Maryland State Prosecutor Emmet Davitt speaks to the media after the guilty plea of former Baltimore County schools leader Dallas Dance.
As a retired employee of the Baltimore County Public Schools and a resident of the county, I am writing to express outrage with the confessed illegal behaviors of former Superintendent of Schools Dallas Dance and a minor official, Robert Barrett. Both have entered guilty pleas in the court system (“Dallas Dance and the loss of trust,” March 9).
I attended Randallstown School and Catonsville High School. I am grateful for the outstanding education I was offered by superb teachers who taught a locally-developed curriculum that was nationally recognized.
The Baltimore County school system was viewed as being scandal free for 170 years until Messrs. Dance and Barrett temporarily besmirched this reputation and violated the trust the Board of Education placed in them to continue to improve the educational programs for girls and boys. This disgraceful behavior was an affront to thousands of past and present students, teachers and other employees, school board members, PTA members and other stakeholders of BCPS.
I use the term “temporarily besmirched” with strong purpose because the present students, teachers and other employees, school board, PTA members, and other stakeholders will quickly restore the system’s reputation. It is a pity that they must go through this undeserved endeavor.

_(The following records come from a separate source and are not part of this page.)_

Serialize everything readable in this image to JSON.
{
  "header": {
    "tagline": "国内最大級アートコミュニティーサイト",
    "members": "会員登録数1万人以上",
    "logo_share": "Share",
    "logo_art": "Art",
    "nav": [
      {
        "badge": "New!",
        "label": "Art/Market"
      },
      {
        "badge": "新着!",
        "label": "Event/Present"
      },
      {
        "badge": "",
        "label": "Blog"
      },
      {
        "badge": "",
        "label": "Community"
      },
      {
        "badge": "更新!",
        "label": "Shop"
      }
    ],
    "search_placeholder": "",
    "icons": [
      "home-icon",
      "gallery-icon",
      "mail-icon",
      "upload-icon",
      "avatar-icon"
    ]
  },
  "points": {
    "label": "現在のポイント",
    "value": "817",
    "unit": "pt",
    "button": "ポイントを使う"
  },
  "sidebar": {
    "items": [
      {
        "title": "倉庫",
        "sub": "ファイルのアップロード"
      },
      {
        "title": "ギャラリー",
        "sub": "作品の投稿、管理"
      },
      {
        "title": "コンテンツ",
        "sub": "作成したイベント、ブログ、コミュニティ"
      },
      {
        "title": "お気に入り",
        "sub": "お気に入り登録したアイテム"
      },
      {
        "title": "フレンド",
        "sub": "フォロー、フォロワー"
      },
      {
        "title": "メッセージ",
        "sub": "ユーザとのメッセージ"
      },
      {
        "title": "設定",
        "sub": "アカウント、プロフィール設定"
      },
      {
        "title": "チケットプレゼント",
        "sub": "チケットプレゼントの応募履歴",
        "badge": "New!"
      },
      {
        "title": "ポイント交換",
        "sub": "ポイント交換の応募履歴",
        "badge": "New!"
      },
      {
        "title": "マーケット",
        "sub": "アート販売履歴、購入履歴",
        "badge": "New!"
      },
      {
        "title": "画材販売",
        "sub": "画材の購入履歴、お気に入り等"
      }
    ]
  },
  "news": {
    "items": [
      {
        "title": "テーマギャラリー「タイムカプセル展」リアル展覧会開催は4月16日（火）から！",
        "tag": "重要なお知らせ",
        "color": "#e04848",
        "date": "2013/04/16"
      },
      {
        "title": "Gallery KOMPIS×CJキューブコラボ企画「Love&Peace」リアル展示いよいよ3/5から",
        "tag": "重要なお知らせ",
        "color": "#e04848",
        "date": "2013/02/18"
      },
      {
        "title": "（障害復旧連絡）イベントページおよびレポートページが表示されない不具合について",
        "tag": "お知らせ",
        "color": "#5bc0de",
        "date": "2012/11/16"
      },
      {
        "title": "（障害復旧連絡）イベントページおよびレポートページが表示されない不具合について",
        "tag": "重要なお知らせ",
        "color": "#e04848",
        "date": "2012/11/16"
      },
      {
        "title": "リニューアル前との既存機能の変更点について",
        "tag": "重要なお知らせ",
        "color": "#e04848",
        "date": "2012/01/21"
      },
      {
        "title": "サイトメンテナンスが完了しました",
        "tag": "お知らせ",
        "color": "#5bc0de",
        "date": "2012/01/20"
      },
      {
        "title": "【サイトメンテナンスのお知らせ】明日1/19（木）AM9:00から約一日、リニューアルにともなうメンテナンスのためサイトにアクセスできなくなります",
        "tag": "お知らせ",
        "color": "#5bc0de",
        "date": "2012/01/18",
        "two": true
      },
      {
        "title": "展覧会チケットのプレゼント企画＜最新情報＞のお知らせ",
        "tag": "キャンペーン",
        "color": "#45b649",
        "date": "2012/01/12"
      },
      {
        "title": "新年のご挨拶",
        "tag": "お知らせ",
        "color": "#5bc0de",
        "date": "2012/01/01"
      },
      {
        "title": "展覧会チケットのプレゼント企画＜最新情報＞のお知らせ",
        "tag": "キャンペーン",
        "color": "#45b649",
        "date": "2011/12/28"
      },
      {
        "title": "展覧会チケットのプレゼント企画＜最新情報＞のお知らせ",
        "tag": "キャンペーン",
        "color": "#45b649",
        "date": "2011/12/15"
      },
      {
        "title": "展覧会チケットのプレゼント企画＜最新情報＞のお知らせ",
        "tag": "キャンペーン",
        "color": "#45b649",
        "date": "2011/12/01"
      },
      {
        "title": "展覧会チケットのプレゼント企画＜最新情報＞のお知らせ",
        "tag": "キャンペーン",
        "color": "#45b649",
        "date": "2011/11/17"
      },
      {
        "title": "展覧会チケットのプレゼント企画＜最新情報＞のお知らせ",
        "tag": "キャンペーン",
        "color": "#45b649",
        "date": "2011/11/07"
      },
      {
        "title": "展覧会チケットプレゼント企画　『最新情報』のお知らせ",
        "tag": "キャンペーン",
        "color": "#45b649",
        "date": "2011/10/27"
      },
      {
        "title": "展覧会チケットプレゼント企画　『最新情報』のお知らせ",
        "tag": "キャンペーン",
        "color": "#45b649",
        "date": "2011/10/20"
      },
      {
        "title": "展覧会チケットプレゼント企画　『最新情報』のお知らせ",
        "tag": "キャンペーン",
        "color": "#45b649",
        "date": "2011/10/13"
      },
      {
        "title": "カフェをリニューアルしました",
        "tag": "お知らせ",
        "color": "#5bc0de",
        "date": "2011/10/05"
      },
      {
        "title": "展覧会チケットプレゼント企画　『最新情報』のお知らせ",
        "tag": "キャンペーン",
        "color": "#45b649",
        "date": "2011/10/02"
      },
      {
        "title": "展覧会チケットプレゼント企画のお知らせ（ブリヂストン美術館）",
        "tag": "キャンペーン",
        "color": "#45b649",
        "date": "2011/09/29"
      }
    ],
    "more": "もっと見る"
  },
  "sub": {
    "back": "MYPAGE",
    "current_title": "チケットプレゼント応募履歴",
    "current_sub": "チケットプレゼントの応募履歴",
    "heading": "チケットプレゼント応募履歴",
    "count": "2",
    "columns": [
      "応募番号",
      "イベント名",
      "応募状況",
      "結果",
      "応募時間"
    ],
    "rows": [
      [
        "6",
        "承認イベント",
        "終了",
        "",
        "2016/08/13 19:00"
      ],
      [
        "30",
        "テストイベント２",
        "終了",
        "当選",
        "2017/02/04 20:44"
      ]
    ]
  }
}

In 1985, the staff developed and the Board of Education adopted the “Precepts, Beliefs, and Values of the Baltimore County Public Schools.” I am sitting in my den beneath a framed enlargement of this document as I write this lament. Copies of this statement of our expected behavior were distributed and discussed throughout the system. Many framed copies are still proudly displayed in schools and offices.
The school system was called squeaky clean because honesty and integrity were absolutely expected of all stakeholders. Employees were expected to buy stamps for personal mail and knew, for example, not to accept a ticket to a bull roast or ball game from vendors.
Now we suffer hurt and embarrassment from the misdeeds of these two men. Shame on them.